Updated: 8/15/2007; 1:11:35 PM

Dispatches from the Frontier
Musings on Entrepreneurship and Innovation

daily link  Monday, November 15, 2004

Innovation Is What People Adopt

I became aware of Michael Schrage not long after he wrote Serious Play: How the World's Best Companies Simulate to Innovate in 2000.  Schrage's insights helped me articulate my own instincts, experiences, frustrations, and aspirations regarding collaboration, modeling, and prototypes and prepared me to deepen my understanding through my work with Laura Black and Don Greer of Greer Black Company, in particular.

Schrage recently wrote his final "Making Good Ideas Matter" column for Technology Review magazine, titled Innovation Diffusion:

Simply put: innovation isn't what innovators do; it's what customers, clients and people adopt.  Innovation isn't about crafting brilliant ideas that change minds; it's about the distribution of usable artifacts that change behavior.  Innovators -- their optimistic arrogance notwithstanding -- don't change the world; the users of their innovations do.

In other words, innovation is a social phenomenon.  In a world of increasing customer choice and more powerful networks, innovation is the product of effective collaborations between companies and customers.  Those companies that can create effective conversation spaces conducive to collaborative explorations of possibilities with customers through the skilled use of prototypes, models, and simulations have an advantage.

Nevetheless, the language of innovation sometimes seems to imply a linear research-develop-make-sell process.  Features, benefits, brand, price, and quality are all featured in conversations about how to reduce the barriers of adoption.  But, adoption of innovation isn't solely in the hands of the innovator, nor is it always proportionate to the quality of the innovation.

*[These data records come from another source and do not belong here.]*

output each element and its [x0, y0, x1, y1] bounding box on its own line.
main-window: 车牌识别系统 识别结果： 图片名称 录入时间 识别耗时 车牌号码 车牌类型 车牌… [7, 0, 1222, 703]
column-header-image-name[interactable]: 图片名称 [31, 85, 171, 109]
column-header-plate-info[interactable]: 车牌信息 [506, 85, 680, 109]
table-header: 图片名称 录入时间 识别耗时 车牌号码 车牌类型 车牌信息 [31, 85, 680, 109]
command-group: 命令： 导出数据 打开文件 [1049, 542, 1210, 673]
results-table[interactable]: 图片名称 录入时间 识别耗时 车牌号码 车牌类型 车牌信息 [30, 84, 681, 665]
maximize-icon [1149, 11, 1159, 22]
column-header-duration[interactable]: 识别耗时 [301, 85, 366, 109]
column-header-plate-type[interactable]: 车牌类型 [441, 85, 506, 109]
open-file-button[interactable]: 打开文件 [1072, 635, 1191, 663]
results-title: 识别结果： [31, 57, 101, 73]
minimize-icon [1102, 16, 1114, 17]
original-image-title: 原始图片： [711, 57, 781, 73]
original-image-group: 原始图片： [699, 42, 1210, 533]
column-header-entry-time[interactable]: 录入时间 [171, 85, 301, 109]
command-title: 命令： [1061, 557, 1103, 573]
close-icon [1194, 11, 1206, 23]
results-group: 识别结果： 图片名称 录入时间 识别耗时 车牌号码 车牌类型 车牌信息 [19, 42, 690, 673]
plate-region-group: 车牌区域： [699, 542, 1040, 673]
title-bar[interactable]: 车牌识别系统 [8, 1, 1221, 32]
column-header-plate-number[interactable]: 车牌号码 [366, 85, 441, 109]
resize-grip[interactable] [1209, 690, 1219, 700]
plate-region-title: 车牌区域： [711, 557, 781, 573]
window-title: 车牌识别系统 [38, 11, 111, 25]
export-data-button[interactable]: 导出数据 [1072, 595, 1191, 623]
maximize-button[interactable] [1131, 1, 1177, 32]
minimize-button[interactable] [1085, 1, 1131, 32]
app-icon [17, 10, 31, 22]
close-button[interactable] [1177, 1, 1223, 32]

Consider the following from Duncan Watts :

The innovators and revolutionaries, in other words, who act out of conscience, ideology, inventiveness, and passion are an essential component of a global cascade, forming the seed or trigger from which the cascade can propogate.  But--and this is what makes cascades so hard to understand--the seed alone is not enough.  In fact, as far as the success or failure of a cascade is concerned, seeds of change, much like their biological counterparts are a dime a dozen...Trees spread their seeds in profligate numbers for a reason: only one in very many will grow to fruition, and not because that one bears some special, unique quality, but because it lands in the right place...
Like most generalizations, this statement is not always true.  Sometimes individuals exert so profound an effect that their influence truly seems to have been guaranteed...Sometimes, in other words, a profound outcome implicates an equally profound cause.  Breakthroughs in this nature, however, are exceedingly rare, and most social and scientific change is not wrought by cognitive leaps of singular genius...And so it is apparently with cultural fads, technological innovations...and other manners...of mass action.  The trick is to focus not on the stimulus itself but on the structure of the network that the stimulus hits.

Cleverness matters.  Price and performance matter.  So does brand, consumer awareness, and breadth of distribution.  But, they aren't the only factors that matter when it comes to the realization of innovation.  To me that suggests that organizational innovations are as important as innovative products and technologies.

I'm going to miss Michael Schrage's column.  I hope he re-emerges in print soon.